TV – À notre sens, la rétrocession des terrains est nécessaire pour assurer que l’utilisation de ces terrains se fera en accord avec les besoins de l’Institut Polytechnique de Paris. Brader les quelques rares terrains qui seront certainement utiles à l’Institut pour son développement immobilier dans les prochaines années serait un non-sens.

LPZ – Le projet de LVMH fait suite au projet Total – qui avait été mis en déroute par l’opposition des élèves – et au projet de bâtiment Patrick Drahi bien implanté sur le campus.
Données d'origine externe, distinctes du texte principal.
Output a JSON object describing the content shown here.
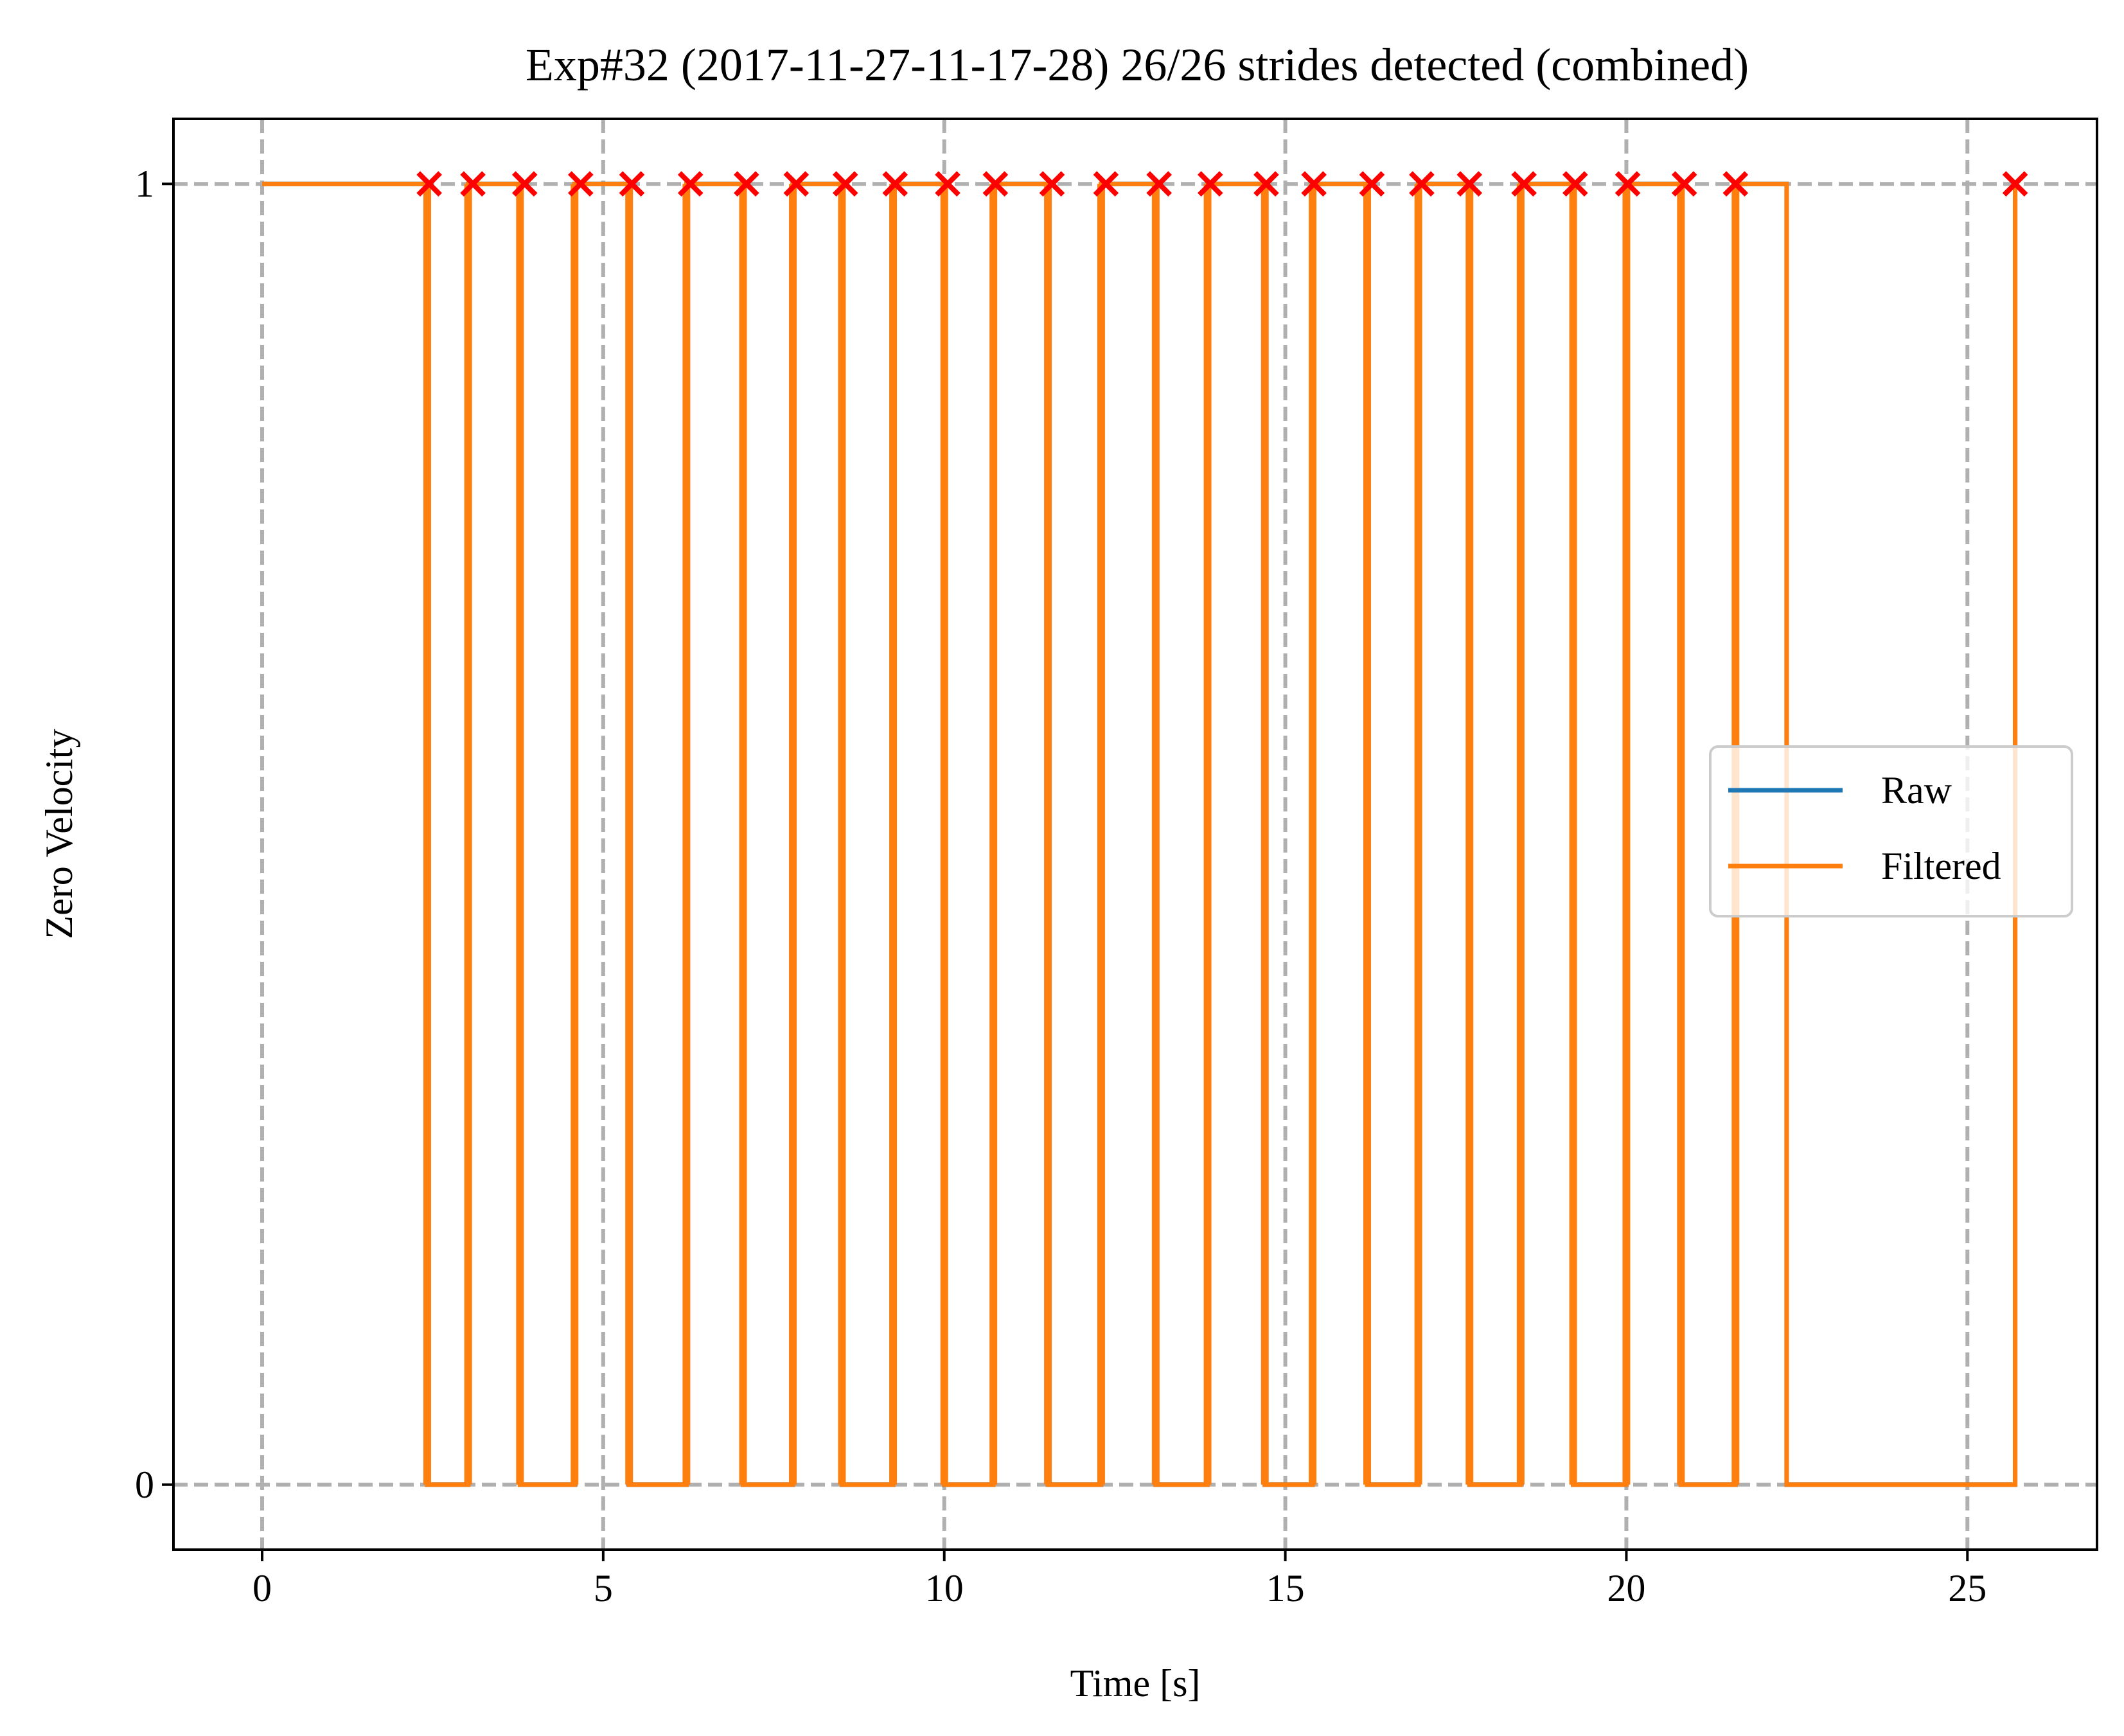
{
  "chart_data": {
    "type": "line",
    "title": "Exp#32 (2017-11-27-11-17-28) 26/26 strides detected (combined)",
    "xlabel": "Time [s]",
    "ylabel": "Zero Velocity",
    "xlim": [
      -1.3,
      26.9
    ],
    "ylim": [
      -0.05,
      1.05
    ],
    "xticks": [
      0,
      5,
      10,
      15,
      20,
      25
    ],
    "xtick_labels": [
      "0",
      "5",
      "10",
      "15",
      "20",
      "25"
    ],
    "yticks": [
      0,
      1
    ],
    "ytick_labels": [
      "0",
      "1"
    ],
    "grid": true,
    "legend_position": "center-right",
    "series": [
      {
        "name": "Raw",
        "color": "#1f77b4",
        "style": "step",
        "x": [
          0,
          2.42,
          3.02,
          3.78,
          4.58,
          5.38,
          6.22,
          7.05,
          7.78,
          8.5,
          9.25,
          10.0,
          10.72,
          11.52,
          12.3,
          13.1,
          13.86,
          14.7,
          15.4,
          16.2,
          16.95,
          17.7,
          18.45,
          19.22,
          20.0,
          20.8,
          21.6,
          22.35,
          25.7
        ],
        "y": [
          1,
          0,
          1,
          0,
          1,
          0,
          1,
          0,
          1,
          0,
          1,
          0,
          1,
          0,
          1,
          0,
          1,
          0,
          1,
          0,
          1,
          0,
          1,
          0,
          1,
          0,
          1,
          0,
          1
        ]
      },
      {
        "name": "Filtered",
        "color": "#ff7f0e",
        "style": "step",
        "x": [
          0,
          2.42,
          3.02,
          3.78,
          4.58,
          5.38,
          6.22,
          7.05,
          7.78,
          8.5,
          9.25,
          10.0,
          10.72,
          11.52,
          12.3,
          13.1,
          13.86,
          14.7,
          15.4,
          16.2,
          16.95,
          17.7,
          18.45,
          19.22,
          20.0,
          20.8,
          21.6,
          22.35,
          25.7
        ],
        "y": [
          1,
          0,
          1,
          0,
          1,
          0,
          1,
          0,
          1,
          0,
          1,
          0,
          1,
          0,
          1,
          0,
          1,
          0,
          1,
          0,
          1,
          0,
          1,
          0,
          1,
          0,
          1,
          0,
          1
        ]
      }
    ],
    "stride_pulses": [
      [
        2.42,
        3.02
      ],
      [
        3.02,
        3.78
      ],
      [
        3.78,
        4.58
      ],
      [
        4.58,
        5.38
      ],
      [
        5.38,
        6.22
      ],
      [
        6.22,
        7.05
      ],
      [
        7.05,
        7.78
      ],
      [
        7.78,
        8.5
      ],
      [
        8.5,
        9.25
      ],
      [
        9.25,
        10.0
      ],
      [
        10.0,
        10.72
      ],
      [
        10.72,
        11.52
      ],
      [
        11.52,
        12.3
      ],
      [
        12.3,
        13.1
      ],
      [
        13.1,
        13.86
      ],
      [
        13.86,
        14.7
      ],
      [
        14.7,
        15.4
      ],
      [
        15.4,
        16.2
      ],
      [
        16.2,
        16.95
      ],
      [
        16.95,
        17.7
      ],
      [
        17.7,
        18.45
      ],
      [
        18.45,
        19.22
      ],
      [
        19.22,
        20.0
      ],
      [
        20.0,
        20.8
      ],
      [
        20.8,
        21.6
      ],
      [
        21.6,
        22.35
      ]
    ],
    "stride_markers": {
      "color": "#ff0000",
      "marker": "x",
      "x": [
        2.45,
        3.09,
        3.85,
        4.67,
        5.42,
        6.28,
        7.1,
        7.83,
        8.55,
        9.28,
        10.05,
        10.75,
        11.58,
        12.37,
        13.15,
        13.9,
        14.72,
        15.42,
        16.27,
        17.0,
        17.7,
        18.5,
        19.25,
        20.02,
        20.85,
        21.6,
        25.7
      ],
      "y": 1
    },
    "colors": {
      "grid": "#b0b0b0",
      "axes": "#000000",
      "background": "#ffffff"
    }
  }
}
D’abord, comment expliquez-vous la multiplication des partenariats de l’école avec des entreprises privées et quel regard portez-vous sur ce type de rapprochements ?

TV – L’École polytechnique cherche à augmenter la part de ses fonds propres afin de pallier à un désinvestissement chronique de l’État. Dans ce contexte elle cherche à nouer des partenariats avec des acteurs privés, ce qui n’est pas toujours un problème. Dans le cas du bâtiment Patrick Drahi, il s’agit d’une opération de mécénat : Patrick Drahi a « offert » ce bâtiment à l’École, et n’a pas de droit de regard particulier sur ce qu’il s’y passe. Pour les projets de Total et de LVMH, c’est très différent. LVMH souhaitait acheter une parcelle du campus, et aurait ensuite été libre d’y faire ce qu’il lui chantait pour les décennies à venir. Les terrains non construits sur le campus sont rares, ils ne doivent pas être bradés au premier venu sous prétexte qu’il faut urgemment trouver quelques millions d’euros pour boucler le budget 2023.

LPZ – On peut imaginer que ce ne sera pas le dernier projet de ce type, qu’est-ce qui pourrait être fait pour stopper ce type de partenariats ?

TV – La question n’est pas tant de stopper les partenariats que de mieux les encadrer. Dans un contexte où l’État subventionne de moins en moins l’enseignement supérieur, les écoles sont obligées de trouver des fonds propres plus importants. Ce n’est pas toujours un problème, mais il faut que les contrats soient avantageux pour les deux parties. Dans le cas de LVMH, les contreparties n’étaient pas à la hauteur.

LPZ -Vous désignez également « la transparence » comme condition de réussite des futurs projets de l’IP-Paris, pour quelles raisons ?
Venez fêter !
TV – Sur la question de la transparence, nous voyons bien que l’École refuse de nous communiquer les documents administratifs tant qu’ils n’y sont pas forcés par le tribunal administratif. Cette stratégie ne peut pas fonctionner sur le long terme. Elle ne fait qu’entretenir la défiance envers les institutions, et attise la colère des élèves et des personnels. Tant que cette situation perdurera, j’ai bien peur que la direction ne peine à convaincre les usagers du campus du bien-fondé de ses projets – quels qu’ils soient.